Reference to the covenant is also found in the New Testament, where it is called “the everlasting covenant” in Hebrews 13:20. But in the New Testament the relationship God extends to His people is also referred to as a “new” covenant. It is not new in the sense of being a different agreement, however; the Greek word connotes newness in the sense of being unused, unworn or fresh. The covenant given to the nation of Israel went unfulfilled or unused because the people never held up their end of the contract. Instead of Yahweh being their God and they His faithful people, they persisted in breaking God’s laws and following the countless pagan gods of the nations among whom they lived. Human sin thus stood in the way of the covenant’s fulfillment; Christ’s sacrifice was needed before the people might finally be reconciled to their God.

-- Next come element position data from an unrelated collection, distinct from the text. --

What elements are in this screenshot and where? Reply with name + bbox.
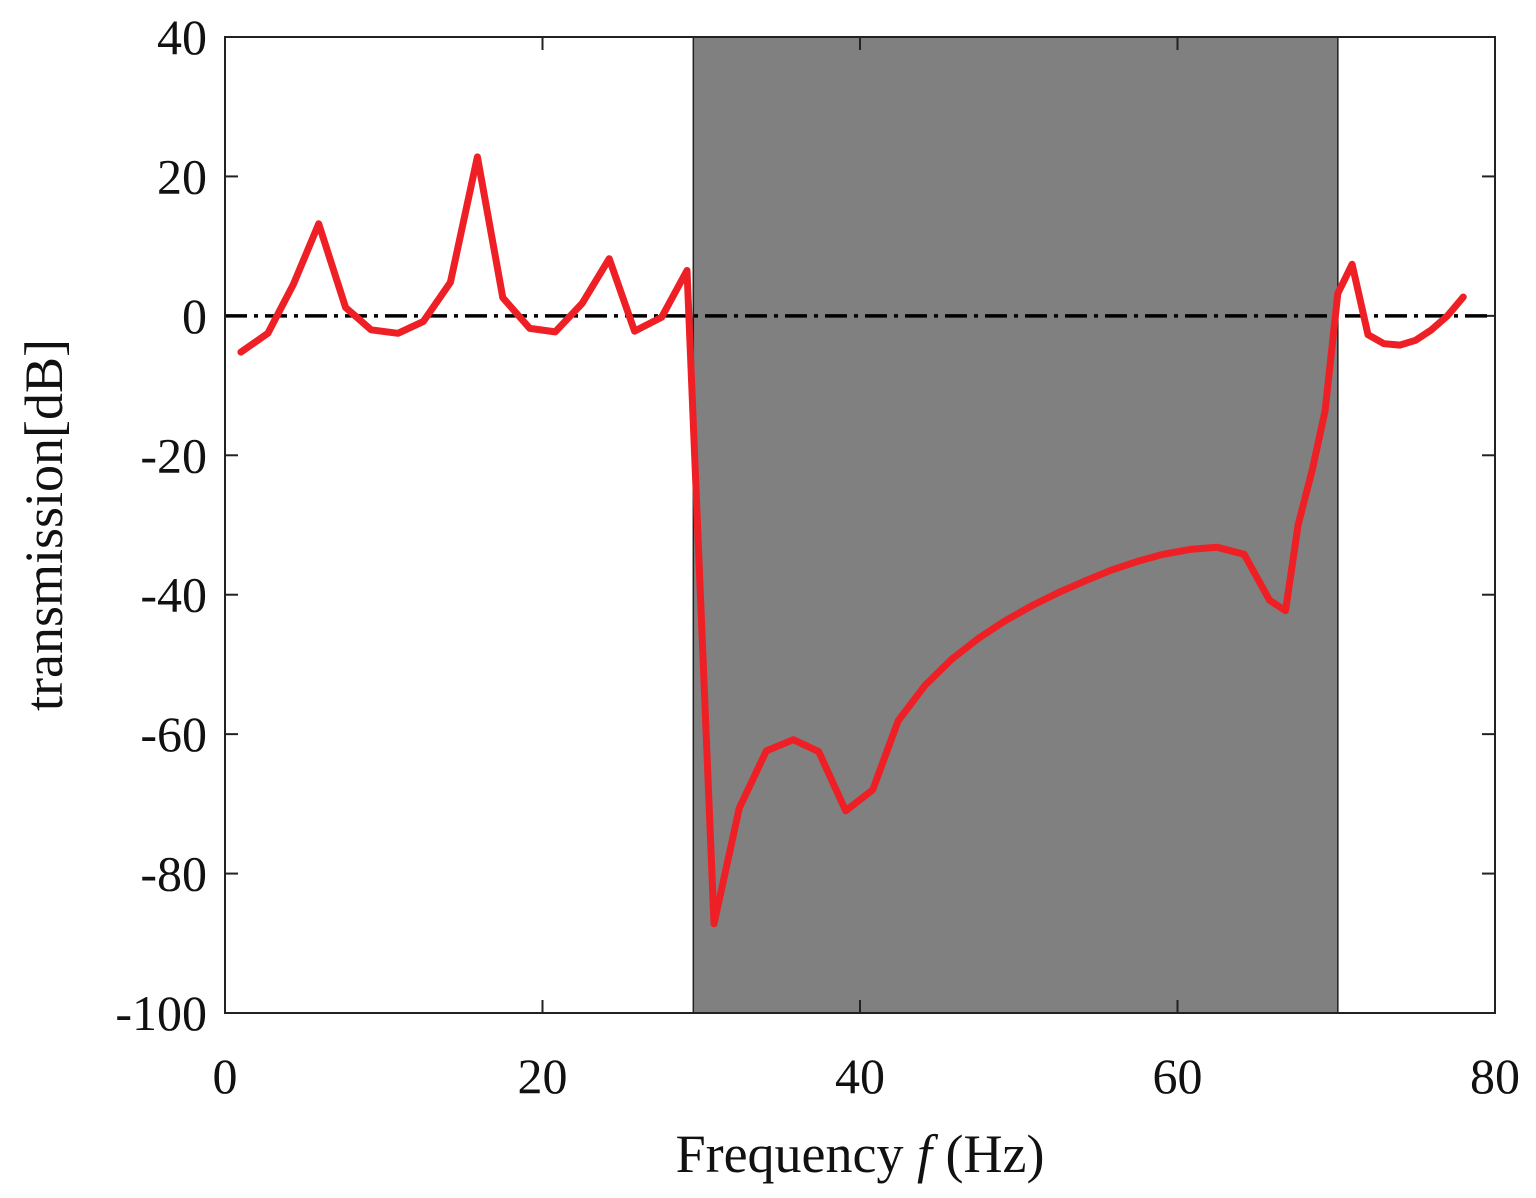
plot-frame xyxy=(224,36,1496,1014)
series-line-0 xyxy=(237,153,1467,928)
y-tick-labels: 40 20 0 -20 -40 -60 -80 -100 xyxy=(115,9,207,1041)
y-axis-label: transmission[dB] xyxy=(14,339,74,711)
x-tick-labels: 0 20 40 60 80 xyxy=(213,1048,1521,1104)
x-axis-label: Frequency f (Hz) xyxy=(676,1124,1045,1184)
y-tick-label-5: -60 xyxy=(140,706,207,762)
stop-band-layer xyxy=(692,36,1339,1014)
y-tick-label-2: 0 xyxy=(182,288,207,344)
y-tick-label-7: -100 xyxy=(115,985,207,1041)
x-tick-label-1: 20 xyxy=(518,1048,568,1104)
x-axis-label-text: Frequency xyxy=(676,1124,904,1184)
stop-band xyxy=(692,36,1339,1014)
series-layer xyxy=(237,153,1467,928)
x-tick-label-3: 60 xyxy=(1153,1048,1203,1104)
x-tick-label-2: 40 xyxy=(835,1048,885,1104)
x-axis-label-variable: f xyxy=(917,1124,939,1184)
x-tick-label-0: 0 xyxy=(213,1048,238,1104)
y-tick-label-6: -80 xyxy=(140,846,207,902)
x-axis-label-unit: (Hz) xyxy=(946,1124,1045,1184)
y-tick-label-3: -20 xyxy=(140,427,207,483)
x-tick-label-4: 80 xyxy=(1470,1048,1520,1104)
y-tick-label-0: 40 xyxy=(157,9,207,65)
y-tick-label-4: -40 xyxy=(140,567,207,623)
y-tick-label-1: 20 xyxy=(157,148,207,204)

And I will establish My covenant between Me and you and your descendants after you in their generations, for an everlasting covenant, to be God to you and your descendants after you.”

Genesis 17:7

What made the covenant new or fresh is the fact that the law was now to be written not on stone but “in their mind and . . . on their hearts” (Hebrews 8:10); it would become a way of thinking and doing, a way of life, made possible because Jesus died, was resurrected, and sent the Holy Spirit to strengthen those who were committed to following God. This section of Hebrews (8:8–12) quotes Jeremiah 31:31–34, and both hark back to Deuteronomy 26:16–19 (see also Deuteronomy 29:9–13; Genesis 17:7–8). In each case, the common thread is “I will be their God, and they shall be My people.”

God desires a relationship with His people—“Israel” in not only a literal sense but, since the time of the apostles, also in the much broader figurative sense of “spiritual Israel” (composed of all peoples), whose spiritual father in the faith is Abraham. That relationship is a continuum, just as the Bible is a continuum, and the same God presides throughout.